1 out of 2 members thought this post was helpful...

Sunilak,

So, were talking about the secondary flame detectors. I know some sites have drilled small holes in the secondary flame detector tube (the part that protrudes out of the back of the secondary fuel nozzle block) and piped a very small amount of compressor discharge air into the pipe. Compressor discharge air is hot, and because there is little to no air flow in that pipe in its normal configuration this hot air, which will flow into the combustor, helps to keep the pipe warm and push air, and moisture back into the combustor, helping to keep the lens of the flame sensor warmer, and hopefully drier. (NOTE: Compressor discharge air is moist, itself, so if the cooling water flow to the flame sensor is still too high, this can add to the moisture in the pipe and it can condense on the flame sensor lens.

It doesn't take much air. The problem, in my personal opinion, is the additional piping/tubing and fittings required to pipe the compressor discharge air to the flame sensor tube. There's already enough pipes and tubes in most turbine compartments....

If you try this, I would suggest trying it on the most troublesome flame sensor (you said it was #8, I believe) first (just a single sensor). You can always cap or plug the hole if this doesn't work.
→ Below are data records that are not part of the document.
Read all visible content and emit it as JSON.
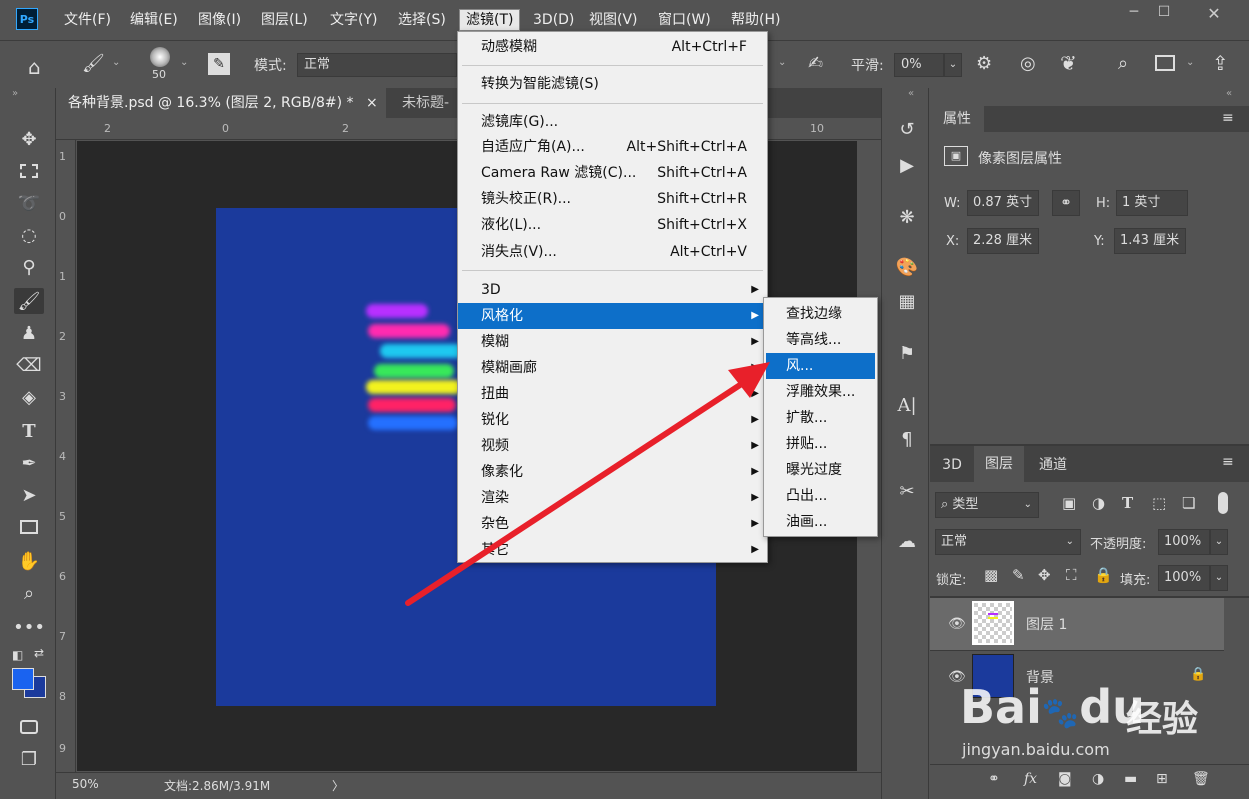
{
  "app": {
    "logo": "Ps",
    "window_controls": [
      "─",
      "☐",
      "✕"
    ]
  },
  "menubar": {
    "items": [
      "文件(F)",
      "编辑(E)",
      "图像(I)",
      "图层(L)",
      "文字(Y)",
      "选择(S)",
      "滤镜(T)",
      "3D(D)",
      "视图(V)",
      "窗口(W)",
      "帮助(H)"
    ],
    "active": "滤镜(T)"
  },
  "options": {
    "brush_size": "50",
    "mode_label": "模式:",
    "mode_value": "正常",
    "smooth_label": "平滑:",
    "smooth_value": "0%"
  },
  "doc_tabs": [
    {
      "label": "各种背景.psd @ 16.3% (图层 2, RGB/8#) *",
      "close": "×"
    },
    {
      "label": "未标题-"
    }
  ],
  "ruler": {
    "h": [
      "2",
      "0",
      "2",
      "10"
    ],
    "v": [
      "1",
      "0",
      "1",
      "2",
      "3",
      "4",
      "5",
      "6",
      "7",
      "8",
      "9"
    ]
  },
  "status": {
    "zoom": "50%",
    "doc": "文档:2.86M/3.91M",
    "arrow": "〉"
  },
  "filter_menu": {
    "items": [
      {
        "label": "动感模糊",
        "shortcut": "Alt+Ctrl+F"
      },
      {
        "label": "转换为智能滤镜(S)"
      },
      {
        "label": "滤镜库(G)..."
      },
      {
        "label": "自适应广角(A)...",
        "shortcut": "Alt+Shift+Ctrl+A"
      },
      {
        "label": "Camera Raw 滤镜(C)...",
        "shortcut": "Shift+Ctrl+A"
      },
      {
        "label": "镜头校正(R)...",
        "shortcut": "Shift+Ctrl+R"
      },
      {
        "label": "液化(L)...",
        "shortcut": "Shift+Ctrl+X"
      },
      {
        "label": "消失点(V)...",
        "shortcut": "Alt+Ctrl+V"
      },
      {
        "label": "3D"
      },
      {
        "label": "风格化"
      },
      {
        "label": "模糊"
      },
      {
        "label": "模糊画廊"
      },
      {
        "label": "扭曲"
      },
      {
        "label": "锐化"
      },
      {
        "label": "视频"
      },
      {
        "label": "像素化"
      },
      {
        "label": "渲染"
      },
      {
        "label": "杂色"
      },
      {
        "label": "其它"
      }
    ],
    "submenu_arrow": "▶"
  },
  "stylize_submenu": {
    "items": [
      "查找边缘",
      "等高线...",
      "风...",
      "浮雕效果...",
      "扩散...",
      "拼贴...",
      "曝光过度",
      "凸出...",
      "油画..."
    ],
    "highlighted": "风..."
  },
  "properties": {
    "tab": "属性",
    "title": "像素图层属性",
    "w_label": "W:",
    "w_value": "0.87 英寸",
    "h_label": "H:",
    "h_value": "1 英寸",
    "x_label": "X:",
    "x_value": "2.28 厘米",
    "y_label": "Y:",
    "y_value": "1.43 厘米"
  },
  "layers": {
    "tabs": [
      "3D",
      "图层",
      "通道"
    ],
    "filter_label": "类型",
    "blend": "正常",
    "opacity_label": "不透明度:",
    "opacity": "100%",
    "lock_label": "锁定:",
    "fill_label": "填充:",
    "fill": "100%",
    "rows": [
      {
        "name": "图层 1"
      },
      {
        "name": "背景"
      }
    ],
    "footer_fx": "fx"
  },
  "watermark": {
    "brand": "Bai",
    "brand2": "du",
    "cn": "经验",
    "url": "jingyan.baidu.com"
  }
}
But, I'm also curious how you determined that the flow had been cut by 60%. I would try cutting it back more and watching the results. Not all valves have a linear flow-rate through them that is a function of the opening.
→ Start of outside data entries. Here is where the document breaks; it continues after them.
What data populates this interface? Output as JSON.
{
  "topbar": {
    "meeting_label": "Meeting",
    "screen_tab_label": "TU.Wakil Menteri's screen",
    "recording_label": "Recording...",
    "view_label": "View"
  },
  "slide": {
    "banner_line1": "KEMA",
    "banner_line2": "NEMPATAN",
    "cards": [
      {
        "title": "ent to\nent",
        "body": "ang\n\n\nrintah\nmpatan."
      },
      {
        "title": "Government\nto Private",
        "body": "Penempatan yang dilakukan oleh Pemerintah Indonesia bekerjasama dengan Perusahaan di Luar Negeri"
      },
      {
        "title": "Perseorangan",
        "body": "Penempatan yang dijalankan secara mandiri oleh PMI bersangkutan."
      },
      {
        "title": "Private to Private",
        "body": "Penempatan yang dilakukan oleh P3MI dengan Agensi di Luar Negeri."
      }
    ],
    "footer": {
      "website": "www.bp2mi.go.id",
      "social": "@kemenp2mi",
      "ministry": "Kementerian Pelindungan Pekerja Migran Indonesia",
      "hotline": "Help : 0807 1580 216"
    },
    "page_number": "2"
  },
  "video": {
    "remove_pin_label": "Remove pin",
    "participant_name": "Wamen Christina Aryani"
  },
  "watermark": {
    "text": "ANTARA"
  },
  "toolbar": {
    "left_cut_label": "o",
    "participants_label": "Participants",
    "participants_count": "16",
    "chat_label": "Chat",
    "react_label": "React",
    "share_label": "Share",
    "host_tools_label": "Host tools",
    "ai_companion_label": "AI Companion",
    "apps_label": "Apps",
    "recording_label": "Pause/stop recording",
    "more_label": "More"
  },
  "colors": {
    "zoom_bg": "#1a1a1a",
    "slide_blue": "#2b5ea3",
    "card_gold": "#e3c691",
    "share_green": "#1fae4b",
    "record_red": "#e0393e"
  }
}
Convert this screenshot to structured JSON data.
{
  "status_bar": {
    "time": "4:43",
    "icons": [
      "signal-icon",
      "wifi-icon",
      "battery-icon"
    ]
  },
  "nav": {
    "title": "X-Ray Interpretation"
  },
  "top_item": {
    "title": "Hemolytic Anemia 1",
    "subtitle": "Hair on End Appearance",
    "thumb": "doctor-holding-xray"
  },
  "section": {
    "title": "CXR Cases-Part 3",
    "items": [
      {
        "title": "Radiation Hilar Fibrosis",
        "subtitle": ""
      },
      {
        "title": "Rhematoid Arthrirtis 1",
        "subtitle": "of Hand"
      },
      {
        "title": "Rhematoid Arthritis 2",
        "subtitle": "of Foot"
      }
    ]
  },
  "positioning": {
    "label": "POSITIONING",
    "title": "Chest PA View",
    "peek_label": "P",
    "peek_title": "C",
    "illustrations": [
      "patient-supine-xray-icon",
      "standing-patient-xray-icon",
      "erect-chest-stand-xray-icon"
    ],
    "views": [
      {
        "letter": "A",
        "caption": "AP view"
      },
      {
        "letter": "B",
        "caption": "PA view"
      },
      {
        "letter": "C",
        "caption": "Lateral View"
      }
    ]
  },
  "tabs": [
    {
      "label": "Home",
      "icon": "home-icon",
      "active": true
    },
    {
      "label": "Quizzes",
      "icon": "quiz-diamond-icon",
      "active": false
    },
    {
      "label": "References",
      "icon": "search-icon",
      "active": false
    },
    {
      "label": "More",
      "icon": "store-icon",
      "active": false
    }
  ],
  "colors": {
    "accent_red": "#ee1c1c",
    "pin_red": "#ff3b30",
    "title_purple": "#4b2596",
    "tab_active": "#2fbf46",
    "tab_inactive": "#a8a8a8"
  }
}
Moisture on the lens of a flame sensor does not make it unusable; not at all. Just dry the lens and it can be reused, no problem. Again, they are VERY easy to test (if they are SiC type of flame sensors; the UV flame sensors (usually made by Honeywell) require a "stronger" light source, but some high-intensity LED torches seem to do the job).

I would also suggest you have an analysis of the fuel gas currently being burned--with particular attention to the dewpoint of the fuel gas. If it's too low, then fuel gas liquids can condense in the unit; there are pressure drops at every control valve, as well as across each nozzle/orifice which can cause condensation if the fuel gas dewpoint temperature is too low--and that can cause flame stability problems, too. GE recommends the fuel gas dewpoint temperature be at least 50 deg F above the fuel gas temperature.

Hope this helps!!!

Dear Sir,
We had taken following actions and now GT flame is healthy for last 2 days with 23 MW load . We are running the trend also, it is showing healthy reading.

The flame scanners were replaced. After opening the flame scanners, we had started the machine on cranking for about 15 minutes. IBH local drain and false start local drain were kept open till loading utilizing the available option in the unit. These we did to ensure unexpected condensate accumulation.

The scanner cooling water was throttled to about 20% (ball valve) during start up till the machine was on load. After this, slowly the flame intensity was getting normalized. We increased the load and machine was taken to premix steady state. We were monitoring CO through online monitor during this operation to ensure that combustion was proper. After reaching premix we normalized the cooling water in scanner.

Now the machine is running on premix steady state with all 4 secondary scanners.